En attendant que le moment soit venu de faire plus ample connaissance avec ces — hommes de rivière — puisque telle est la qualification qu’on leur a donnée, disons que jusqu’à ce jour ils ont refusé de nouer des relations de voisinage et d’amitié avec les Missionnaires et les Missions. D’humeur farouche et insociable, profondément dédaigneux, d’ailleurs, d’une civilisation représentée par les trafiquants de poisson salé qui remontent ou descendent l’Ucayali et le Marañon, ils vivent retranchés dans leur barbarie, comme les moules des lacs de l’intérieur dans leurs valves obscures ; puis comme il leur est arrivé autrefois — la date de l’époque importe peu — de repousser assez brutalement les avances que des Cholos de la contrée tentaient de leur faire, ceux-ci, furieux du mépris que leur témoignaient des « chiens d’infidèles, » les ont traités publiquement d’anthropophages, ce qui est la plus grosse injure qu’un chrétien du pays puisse faire à un homme des bois. Ce mot imprudemment lâché n’a pas été perdu. Aujourd’hui pour tous les riverains de l’Ucayali et du haut Amazone, les Mayorunas ne vivent que de chair humaine.

À quelques jets de flèche de l’embouchure du rio Tapichi, la scène dont nous fûmes témoins me fit oublier momentanément les Mayorunas, leurs barbes apocryphes et leur anthropophagie non prouvée. Notre pirogue côtoyait en ce moment une langue de terre plantée de chilcas et de ces saules nains propres aux terrains bas de l’Ucayali. À travers le feuillage de ces arbustes, on découvrait l’entrée d’une petite gorge où coulait sans bruit un filet d’eau claire qui piquait l’ombre bleue de quelques paillettes d’argent.

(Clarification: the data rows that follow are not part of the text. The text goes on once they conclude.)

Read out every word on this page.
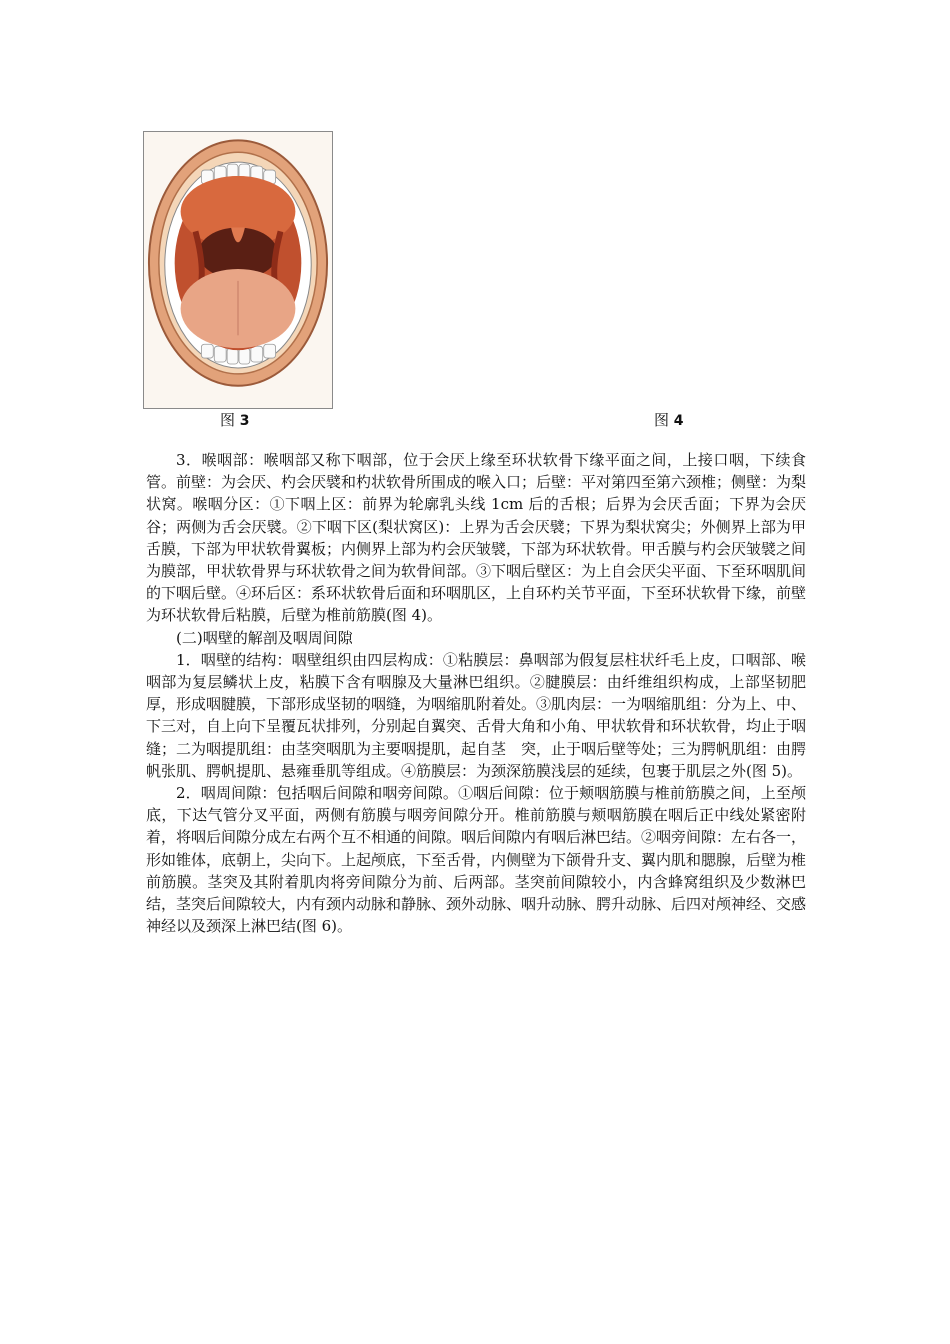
图 3	图 4

3．喉咽部：喉咽部又称下咽部，位于会厌上缘至环状软骨下缘平面之间，上接口咽，下续食管。前壁：为会厌、杓会厌襞和杓状软骨所围成的喉入口；后壁：平对第四至第六颈椎；侧壁：为梨状窝。喉咽分区：①下咽上区：前界为轮廓乳头线 1cm 后的舌根；后界为会厌舌面；下界为会厌谷；两侧为舌会厌襞。②下咽下区(梨状窝区)：上界为舌会厌襞；下界为梨状窝尖；外侧界上部为甲舌膜，下部为甲状软骨翼板；内侧界上部为杓会厌皱襞，下部为环状软骨。甲舌膜与杓会厌皱襞之间为膜部，甲状软骨界与环状软骨之间为软骨间部。③下咽后壁区：为上自会厌尖平面、下至环咽肌间的下咽后壁。④环后区：系环状软骨后面和环咽肌区，上自环杓关节平面，下至环状软骨下缘，前壁为环状软骨后粘膜，后壁为椎前筋膜(图 4)。

(二)咽壁的解剖及咽周间隙

1．咽壁的结构：咽壁组织由四层构成：①粘膜层：鼻咽部为假复层柱状纤毛上皮，口咽部、喉咽部为复层鳞状上皮，粘膜下含有咽腺及大量淋巴组织。②腱膜层：由纤维组织构成，上部坚韧肥厚，形成咽腱膜，下部形成坚韧的咽缝，为咽缩肌附着处。③肌肉层：一为咽缩肌组：分为上、中、下三对，自上向下呈覆瓦状排列，分别起自翼突、舌骨大角和小角、甲状软骨和环状软骨，均止于咽缝；二为咽提肌组：由茎突咽肌为主要咽提肌，起自茎　突，止于咽后壁等处；三为腭帆肌组：由腭帆张肌、腭帆提肌、悬雍垂肌等组成。④筋膜层：为颈深筋膜浅层的延续，包裹于肌层之外(图 5)。

2．咽周间隙：包括咽后间隙和咽旁间隙。①咽后间隙：位于颊咽筋膜与椎前筋膜之间，上至颅底，下达气管分叉平面，两侧有筋膜与咽旁间隙分开。椎前筋膜与颊咽筋膜在咽后正中线处紧密附着，将咽后间隙分成左右两个互不相通的间隙。咽后间隙内有咽后淋巴结。②咽旁间隙：左右各一，形如锥体，底朝上，尖向下。上起颅底，下至舌骨，内侧壁为下颌骨升支、翼内肌和腮腺，后壁为椎前筋膜。茎突及其附着肌肉将旁间隙分为前、后两部。茎突前间隙较小，内含蜂窝组织及少数淋巴结，茎突后间隙较大，内有颈内动脉和静脉、颈外动脉、咽升动脉、腭升动脉、后四对颅神经、交感神经以及颈深上淋巴结(图 6)。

Comme nous allions doubler ce promontoire, un clapotement de l’eau et un craquement des branchages attirèrent en même temps l’attention de nos gens. D’un commun accord ils cessèrent de ramer et de pagayer, et s’accrochant aux branches d’un saule, arrêtèrent l’élan de l’embarcation. Ce qu’ils voyaient derrière ce rideau de verdure et qu’il me fut donné de voir comme eux, eût ravi d’aise notre sculpteur Barye et les animaliers de son école.

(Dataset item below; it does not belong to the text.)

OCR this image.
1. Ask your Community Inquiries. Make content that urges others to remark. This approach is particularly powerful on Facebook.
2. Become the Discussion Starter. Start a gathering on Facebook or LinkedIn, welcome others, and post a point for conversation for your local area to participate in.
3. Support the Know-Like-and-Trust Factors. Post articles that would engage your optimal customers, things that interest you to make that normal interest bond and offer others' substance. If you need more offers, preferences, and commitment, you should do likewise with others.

À vingt pas de nous, sur la berge d’en face, élevée de deux à trois pieds, un jaguar de la grande espèce, — Yahuaraté — au pelage fauve et magnifiquement ocellé, était fièrement campé sur ses quatre pattes, les oreilles droites, le corps immobile et dans une attitude de chien d’arrêt devant l’oiseau, qui mettait en relief ses formes robustes et gracieuses ; les yeux de la bête, pareils à deux disques d’or clair, suivaient avec une implacable fixité tous les mouvements d’un pauvre lamantin occupé à broyer sous ses dents à couronne plate, des tiges de faux maïs et de plantain d’eau qui croissaient en ce lieu.

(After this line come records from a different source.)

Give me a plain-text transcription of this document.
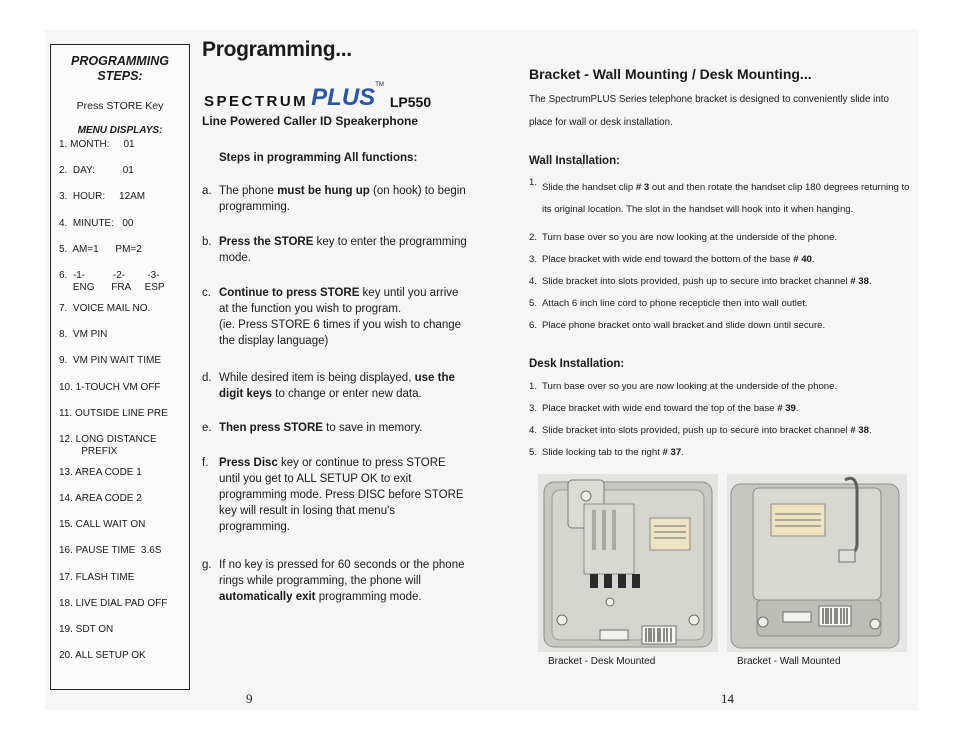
PROGRAMMING
STEPS:
Press STORE Key
MENU DISPLAYS:
1. MONTH:     01
2.  DAY:          01
3.  HOUR:     12AM
4.  MINUTE:   00
5.  AM=1      PM=2
6.  -1-          -2-        -3-
ENG      FRA     ESP
7.  VOICE MAIL NO.
8.  VM PIN
9.  VM PIN WAIT TIME
10. 1-TOUCH VM OFF
11. OUTSIDE LINE PRE
12. LONG DISTANCE
PREFIX
13. AREA CODE 1
14. AREA CODE 2
15. CALL WAIT ON
16. PAUSE TIME  3.6S
17. FLASH TIME
18. LIVE DIAL PAD OFF
19. SDT ON
20. ALL SETUP OK
Programming...
SPECTRUM PLUS TM
LP550
Line Powered Caller ID Speakerphone
Steps in programming All functions:
a. The phone must be hung up (on hook) to begin programming.
b. Press the STORE key to enter the programming mode.
c. Continue to press STORE key until you arrive at the function you wish to program.
(ie. Press STORE 6 times if you wish to change the display language)
d. While desired item is being displayed, use the digit keys to change or enter new data.
e. Then press STORE to save in memory.
f. Press Disc key or continue to press STORE until you get to ALL SETUP OK to exit programming mode. Press DISC before STORE key will result in losing that menu's programming.
g. If no key is pressed for 60 seconds or the phone rings while programming, the phone will automatically exit programming mode.
9
Bracket - Wall Mounting / Desk Mounting...
The SpectrumPLUS Series telephone bracket is designed to conveniently slide into place for wall or desk installation.
Wall Installation:
1. Slide the handset clip # 3 out and then rotate the handset clip 180 degrees returning to its original location. The slot in the handset will hook into it when hanging.
2. Turn base over so you are now looking at the underside of the phone.
3. Place bracket with wide end toward the bottom of the base # 40.
4. Slide bracket into slots provided, push up to secure into bracket channel # 38.
5. Attach 6 inch line cord to phone recepticle then into wall outlet.
6. Place phone bracket onto wall bracket and slide down until secure.
Desk Installation:
1. Turn base over so you are now looking at the underside of the phone.
3. Place bracket with wide end toward the top of the base # 39.
4. Slide bracket into slots provided, push up to secure into bracket channel # 38.
5. Slide locking tab to the right # 37.
Bracket - Desk Mounted	Bracket - Wall Mounted
14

À un moment donné et comme le cétacé élevait au-dessus de l’eau sa tête difforme, le jaguar se laissa choir sur lui et lui enfonçant dans les plis du col les ongles de sa patte gauche, lui tamponna le mufle avec ceux de la droite et le retint sous l’eau pour l’empêcher de respirer. Le lamantin se sentant étouffer, fit un bon terrible pour se débarrasser de son adversaire ; mais il avait affaire à forte partie, et le jaguar, plongeant et émergeant tour à tour, selon que les soubresauts désespérés de sa victime l’entraînaient sous l’eau ou le ramenaient à la surface, le jaguar ne le lâcha pas. Cette lutte inégale dura quelques minutes, puis les mouvements du lamantin se ralentirent, et bientôt il ne bougea plus. Il était mort. Alors le jaguar sortit de l’eau à reculons, s’assit sur son derrière, et, arc-bouté sur une patte, parvint avec les crochets de l’autre à haler sur la berge l’énorme cétacé dont le mufle et le col étaient sillonnés de blessures. Notre attention était si grande, — je dis notre, car mes gens avouaient n’avoir jamais assisté à un combat pareil, — que le jaguar qui venait de pousser un rauquement particulier, comme pour appeler une femelle ou des petits, allait disparaître avec sa capture, si à ce moment un des rameurs n’eût rompu le charme en bandant son arc et en envoyant au félin une flèche qui passa près de lui et s’alla planter dans un tronc voisin. Surpris par cette agression, l’animal fit un bond de côté et darda sur le rideau de saules qui nous cachait, ses yeux ronds dont le jaune était devenu rouge. Une seconde flèche qui ne le toucha pas plus que la première, les cris des rameurs et la qualification de sua-sua — double voleur — que lui donnait à pleins poumons le vieux Julio, le décidèrent enfin à s’éloigner. Avant de disparaître, il tourna une dernière fois la tête de notre côté et regarda le lamantin gisant sur la berge, comme s’il regrettait d’abandonner à des intrus une proie si vaillamment conquise.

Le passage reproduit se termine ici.